Dear Governor Kelly: Gas is $3.40 a gallon and headed even higher this summer. Both new and used cars and their financing are so expensive almost nobody can buy either one. The ridiculous wind farms you endorse are making electric rates skyrocket all across the state, and a ribeye steak at the grocery store costs $16. Would you mind giving us back some of our damn money, so we can survive in this sucking financial vortex you and Joe Biden have created?
Kelly’s decision to prioritize big business giveaways over Kansas families and individual tax payers isn’t unbelievable, but that doesn’t make it any less despicable. While the state rakes in a $3.2 billion revenue surplus (yes, that’s “billion” with a “b”) Kelly’s veto of the Legislature’s recent concurrent resolution denied you a more immediate end to the grocery sales tax next January. Kelly also denied you the chance to exempt more of your property value from the state school tax, and she slapped senior citizens in the face by putting the kibosh to the exemption of state income taxes on social security benefits.
Think that’s enough? Think again.
CCR 169 would also have increased your state income tax standard deduction each year based on inflation – but that kind of “if this, then that” safety measure math just didn’t make sense to Governor Kelly. Nor did accelerating already-passed business income tax cuts and cutting privilege taxes for banks.

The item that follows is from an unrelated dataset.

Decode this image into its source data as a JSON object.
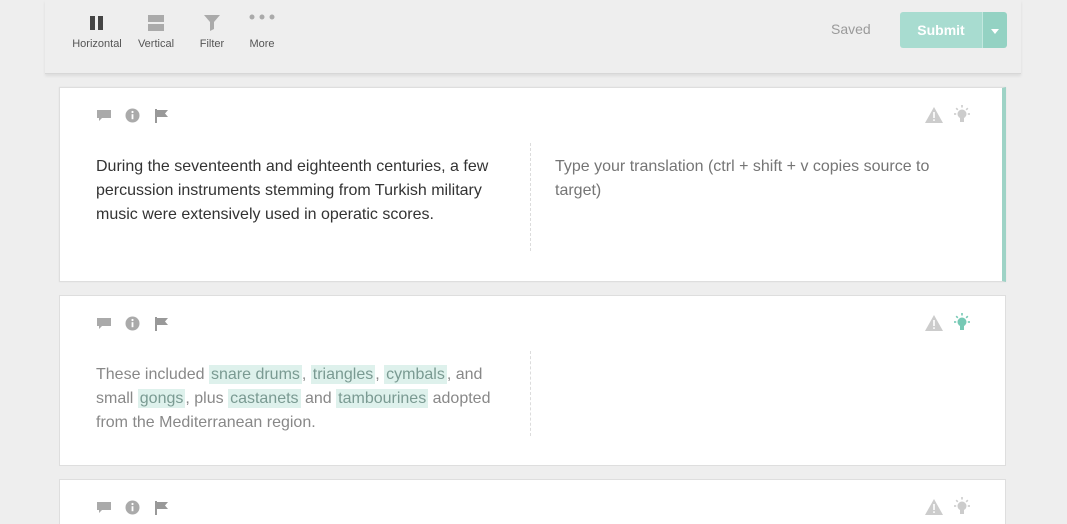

But what really made the governor’s hair curl was CCR 169’s plan to create a single tax bracket – a “flat tax” – of 5.15 percent for every income tax filer in the State of Kansas (the poorest earners in the state don’t have to file). It’s simple math – a nickel out of a dollar is… well… a nickel. Every time.

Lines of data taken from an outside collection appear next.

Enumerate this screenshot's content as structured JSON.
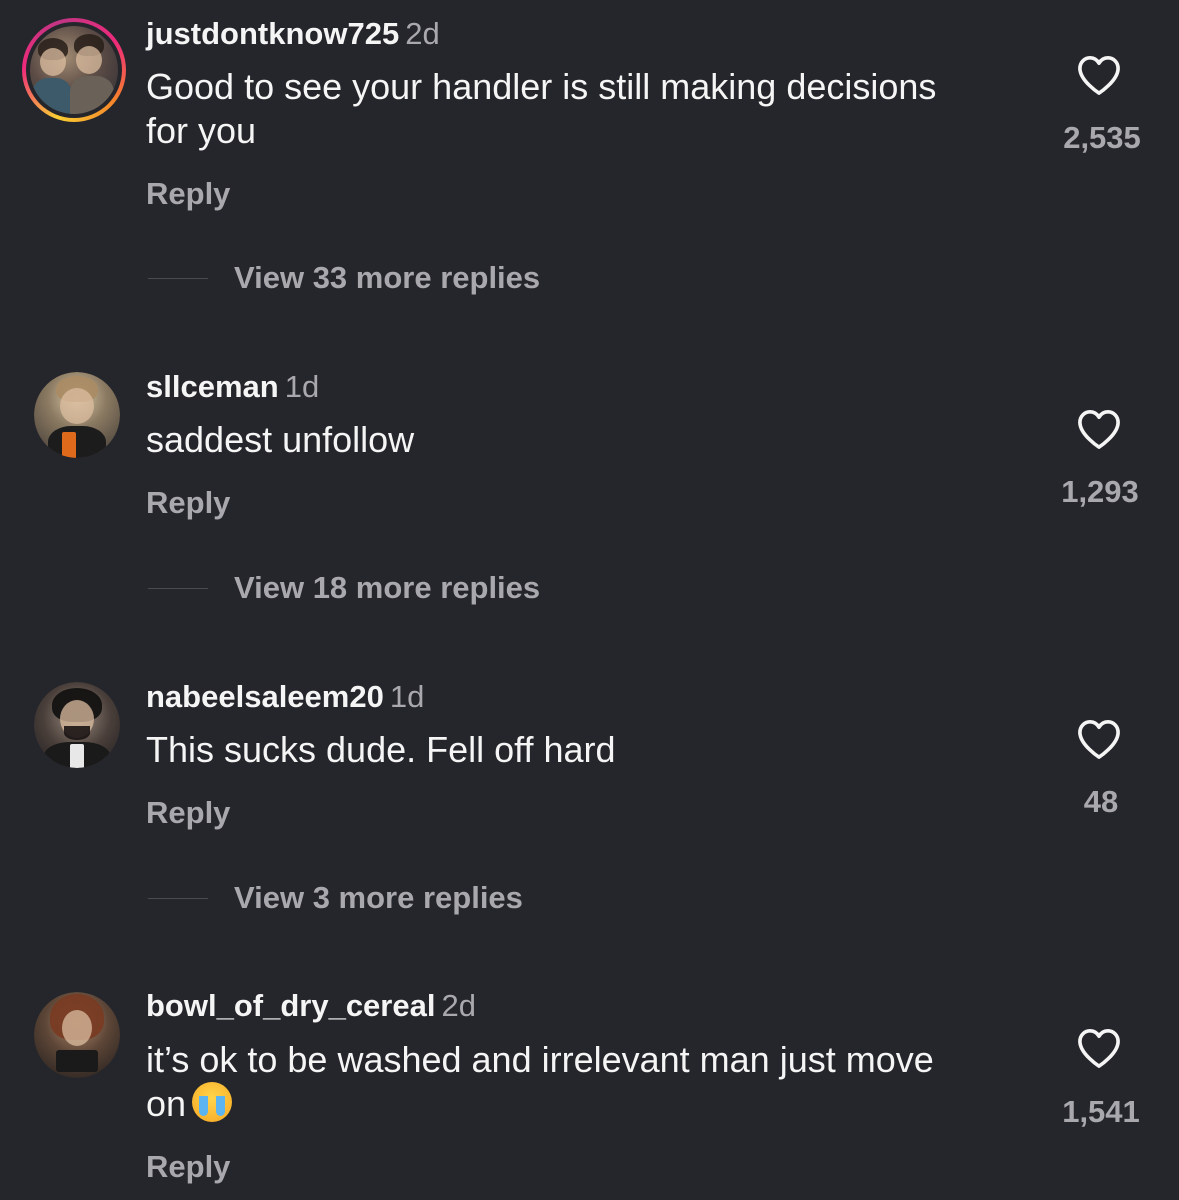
{
  "comments": [
    {
      "username": "justdontknow725",
      "time": "2d",
      "text_line1": "Good to see your handler is still making decisions",
      "text_line2": "for you",
      "reply_label": "Reply",
      "view_more": "View 33 more replies",
      "likes": "2,535",
      "has_story_ring": true
    },
    {
      "username": "sllceman",
      "time": "1d",
      "text_line1": "saddest unfollow",
      "reply_label": "Reply",
      "view_more": "View 18 more replies",
      "likes": "1,293",
      "has_story_ring": false
    },
    {
      "username": "nabeelsaleem20",
      "time": "1d",
      "text_line1": "This sucks dude. Fell off hard",
      "reply_label": "Reply",
      "view_more": "View 3 more replies",
      "likes": "48",
      "has_story_ring": false
    },
    {
      "username": "bowl_of_dry_cereal",
      "time": "2d",
      "text_line1": "it’s ok to be washed and irrelevant man just move",
      "text_line2": "on",
      "emoji": "loudly-crying-face",
      "reply_label": "Reply",
      "likes": "1,541",
      "has_story_ring": false
    }
  ],
  "icons": {
    "like": "heart-outline-icon"
  },
  "colors": {
    "background": "#25262b",
    "primary_text": "#f5f5f5",
    "secondary_text": "#a8a8ad",
    "story_ring": [
      "#f9ce34",
      "#ee2a7b",
      "#c13584"
    ]
  }
}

But the concept, as far as Kelly’s concerned, means you’d get to keep too much of the money you earned. Can’t have that – not in a state where the governor still obsesses about lowering the bar so a bunch more Kansans who now make too much money to get Medicaid benefits can qualify for freebies – all while the rest of us pay more, of course.

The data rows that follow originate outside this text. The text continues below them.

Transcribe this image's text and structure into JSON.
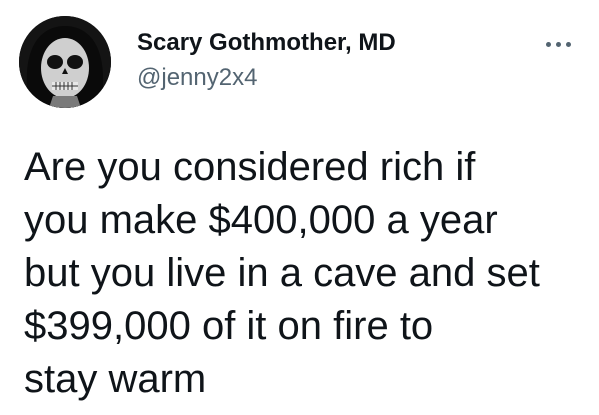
{
  "author": {
    "display_name": "Scary Gothmother, MD",
    "handle": "@jenny2x4",
    "avatar_icon": "skull-face-avatar"
  },
  "menu": {
    "icon": "more-options-icon"
  },
  "tweet": {
    "lines": [
      "Are you considered rich if",
      "you make $400,000 a year",
      "but you live in a cave and set",
      "$399,000 of it on fire to",
      "stay warm"
    ]
  },
  "colors": {
    "text_primary": "#0f1419",
    "text_secondary": "#536471",
    "background": "#ffffff"
  }
}
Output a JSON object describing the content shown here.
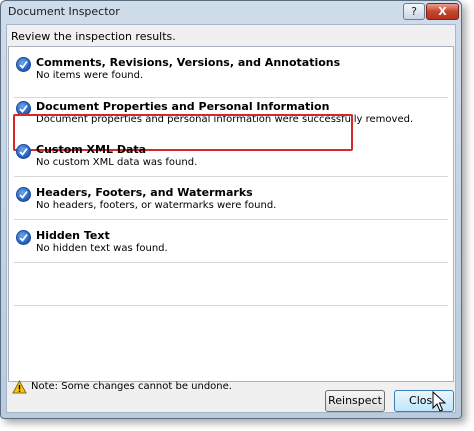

Kelly’s plot against your wallet would have failed if a single nay vote on the override in the Senate had been thinking about your best interests. You may want to write or call Democrat Senators Ethan Corson, Oletha Faust-Goudeau, Marci Francisco, David Haley, Tom Holland, Cindy Holscher, Pat Pettey, Jeff Pittman, Usha Reddi, Dinah Sykes, Mary Ware or Republicans John Doll, Rob Olson, Carolyn McGinn or Kelly’s favorite employment security Judas himself – Dennis Pyle – and let them know how much you appreciate their concern for you.
So despite what the rest of the Legislature you elected tried to do for you, you’re going to have to tighten your belt just a little bit more and for just a little bit longer while Kelly lights corporate fat cat cigars with billion dollar bills. After all, what right do you have to your own money, anyway?
– Dane Hicks is publisher of The Anderson County Review, in Garnett, Kan.